The rest of this page describes how sbt handles this for you as part of cross-building.

Using Cross-Built Libraries 

To use a library built against multiple versions of Scala, double the first % in an inline dependency to be %%. This tells sbt that it should append the current version of Scala being used to build the library to the dependency’s name. For example:

libraryDependencies += "net.databinder" %% "dispatch" % "0.8.0"

A nearly equivalent, manual alternative for a fixed version of Scala is:

libraryDependencies += "net.databinder" % "dispatch_2.10" % "0.8.0"

or for Scala versions before 2.10:

libraryDependencies += "net.databinder" % "dispatch_2.8.1" % "0.8.0"

Cross-Building a Project 

Define the versions of Scala to build against in the crossScalaVersions setting. Versions of Scala 2.8.0 or later are allowed. For example, in a .sbt build definition:

crossScalaVersions := Seq("2.8.2", "2.9.2", "2.10.0")

To build against all versions listed in crossScalaVersions, prefix the action to run with +. For example:

> + package

A typical way to use this feature is to do development on a single Scala version (no + prefix) and then cross-build (using +) occasionally and when releasing.

You can use ++ <version> to temporarily switch the Scala version currently being used to build. For example:

> ++ 2.12.2
[info] Setting version to 2.12.2
> ++ 2.11.11
[info] Setting version to 2.11.11
> compile

<version> should be either a version for Scala published to a repository or the path to a Scala home directory, as in ++ /path/to/scala/home. See Command Line Reference for details.

The ultimate purpose of + is to cross-publish your project. That is, by doing:

> + publish

you make your project available to users for different versions of Scala. See Publishing for more details on publishing your project.

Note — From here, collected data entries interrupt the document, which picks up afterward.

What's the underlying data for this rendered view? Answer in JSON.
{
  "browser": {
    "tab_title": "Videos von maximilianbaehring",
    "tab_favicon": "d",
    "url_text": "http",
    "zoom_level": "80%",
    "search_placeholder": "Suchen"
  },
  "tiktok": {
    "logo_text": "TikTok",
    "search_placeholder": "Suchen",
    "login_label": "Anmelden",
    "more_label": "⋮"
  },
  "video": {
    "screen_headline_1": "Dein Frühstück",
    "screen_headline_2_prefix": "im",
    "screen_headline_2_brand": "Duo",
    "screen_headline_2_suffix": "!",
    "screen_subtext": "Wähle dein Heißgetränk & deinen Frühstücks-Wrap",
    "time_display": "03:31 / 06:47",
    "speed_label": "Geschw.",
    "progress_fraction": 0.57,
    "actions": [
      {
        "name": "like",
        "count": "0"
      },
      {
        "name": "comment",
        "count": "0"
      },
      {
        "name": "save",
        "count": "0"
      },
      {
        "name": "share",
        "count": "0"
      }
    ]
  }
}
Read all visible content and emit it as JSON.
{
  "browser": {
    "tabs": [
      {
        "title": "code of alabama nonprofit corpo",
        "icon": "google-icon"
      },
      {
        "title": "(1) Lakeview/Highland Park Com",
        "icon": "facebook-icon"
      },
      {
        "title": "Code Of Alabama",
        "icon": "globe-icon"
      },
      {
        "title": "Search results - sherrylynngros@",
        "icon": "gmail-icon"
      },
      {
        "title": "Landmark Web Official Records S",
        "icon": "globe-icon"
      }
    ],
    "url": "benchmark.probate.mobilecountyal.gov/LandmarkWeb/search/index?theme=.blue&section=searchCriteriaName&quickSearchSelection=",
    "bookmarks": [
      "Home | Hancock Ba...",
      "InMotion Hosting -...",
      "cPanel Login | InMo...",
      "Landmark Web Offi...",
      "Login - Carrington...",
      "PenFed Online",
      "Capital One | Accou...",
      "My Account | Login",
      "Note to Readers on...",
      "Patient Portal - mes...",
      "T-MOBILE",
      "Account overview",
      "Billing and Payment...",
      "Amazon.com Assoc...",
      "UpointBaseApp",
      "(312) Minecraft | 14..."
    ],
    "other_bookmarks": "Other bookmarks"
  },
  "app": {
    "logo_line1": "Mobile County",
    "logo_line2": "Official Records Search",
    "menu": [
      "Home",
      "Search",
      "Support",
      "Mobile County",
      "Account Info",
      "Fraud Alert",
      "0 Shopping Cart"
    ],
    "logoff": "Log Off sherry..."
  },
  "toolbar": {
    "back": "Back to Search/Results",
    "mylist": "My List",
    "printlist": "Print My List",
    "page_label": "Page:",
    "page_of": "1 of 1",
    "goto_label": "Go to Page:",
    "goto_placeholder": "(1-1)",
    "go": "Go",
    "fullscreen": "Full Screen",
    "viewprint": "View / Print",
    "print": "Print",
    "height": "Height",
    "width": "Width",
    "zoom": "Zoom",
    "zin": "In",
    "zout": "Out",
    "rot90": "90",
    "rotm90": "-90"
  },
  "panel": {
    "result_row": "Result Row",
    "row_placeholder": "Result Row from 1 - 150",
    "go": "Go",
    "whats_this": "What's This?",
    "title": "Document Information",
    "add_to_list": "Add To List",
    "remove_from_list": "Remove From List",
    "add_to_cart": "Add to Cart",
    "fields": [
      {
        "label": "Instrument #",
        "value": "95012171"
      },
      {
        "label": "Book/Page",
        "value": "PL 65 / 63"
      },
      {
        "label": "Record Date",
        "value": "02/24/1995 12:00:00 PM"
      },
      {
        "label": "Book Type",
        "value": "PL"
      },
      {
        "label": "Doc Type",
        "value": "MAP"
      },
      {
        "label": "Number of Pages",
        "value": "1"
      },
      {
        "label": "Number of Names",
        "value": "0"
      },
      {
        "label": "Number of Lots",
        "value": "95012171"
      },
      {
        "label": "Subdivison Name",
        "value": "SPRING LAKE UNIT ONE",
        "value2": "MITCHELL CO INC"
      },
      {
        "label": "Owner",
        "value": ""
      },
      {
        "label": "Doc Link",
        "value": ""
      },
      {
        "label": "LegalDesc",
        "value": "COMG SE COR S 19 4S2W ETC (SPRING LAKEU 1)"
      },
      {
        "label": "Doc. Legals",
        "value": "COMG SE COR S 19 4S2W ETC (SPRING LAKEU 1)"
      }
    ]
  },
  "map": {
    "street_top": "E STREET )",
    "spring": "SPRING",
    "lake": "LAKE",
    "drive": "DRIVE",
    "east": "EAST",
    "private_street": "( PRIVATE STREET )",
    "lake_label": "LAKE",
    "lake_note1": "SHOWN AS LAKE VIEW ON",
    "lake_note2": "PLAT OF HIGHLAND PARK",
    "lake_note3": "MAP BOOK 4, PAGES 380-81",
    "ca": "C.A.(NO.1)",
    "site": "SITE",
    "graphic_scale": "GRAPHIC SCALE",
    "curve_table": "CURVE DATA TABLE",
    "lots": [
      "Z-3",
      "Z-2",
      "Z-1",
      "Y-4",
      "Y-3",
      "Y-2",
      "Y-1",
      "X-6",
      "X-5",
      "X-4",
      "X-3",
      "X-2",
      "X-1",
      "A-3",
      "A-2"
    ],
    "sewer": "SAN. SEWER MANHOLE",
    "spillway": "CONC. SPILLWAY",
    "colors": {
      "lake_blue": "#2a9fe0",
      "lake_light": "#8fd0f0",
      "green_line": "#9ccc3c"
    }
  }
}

In order to make this process as quick as possible, different output and managed dependency directories are used for different versions of Scala. For example, when building against Scala 2.10.0,

Packaged jars, wars, and other artifacts have _<scala-version> appended to the normal artifact ID as mentioned in the Publishing Conventions section above.

This means that the outputs of each build against each version of Scala are independent of the others. sbt will resolve your dependencies for each version separately. This way, for example, you get the version of Dispatch compiled against 2.8.1 for your 2.8.1 build, the version compiled against 2.10 for your 2.10.x builds, and so on. You can have fine-grained control over the behavior for different Scala versions by using the cross method on ModuleID These are equivalent:

"a" % "b" % "1.0"
"a" % "b" % "1.0" cross CrossVersion.Disabled

These are equivalent:

"a" %% "b" % "1.0"
"a" % "b" % "1.0" cross CrossVersion.binary

This overrides the defaults to always use the full Scala version instead of the binary Scala version:

"a" % "b" % "1.0" cross CrossVersion.full

CrossVersion.patch sits between CrossVersion.binary and CrossVersion.full in that it strips off any trailing -bin-... suffix which is used to distinguish varaint but binary compatible Scala toolchain builds.

"a" % "b" % "1.0" cross CrossVersion.patch

This uses a custom function to determine the Scala version to use based on the binary Scala version:

"a" % "b" % "1.0" cross CrossVersion.binaryMapped {
  case "2.9.1" => "2.9.0" // remember that pre-2.10, binary=full
  case "2.10" => "2.10.0" // useful if a%b was released with the old style
  case x => x

This uses a custom function to determine the Scala version to use based on the full Scala version:

"a" % "b" % "1.0" cross CrossVersion.fullMapped {
  case "2.9.1" => "2.9.0"
  case x => x

A custom function is mainly used when cross-building and a dependency isn’t available for all Scala versions or it uses a different convention than the default.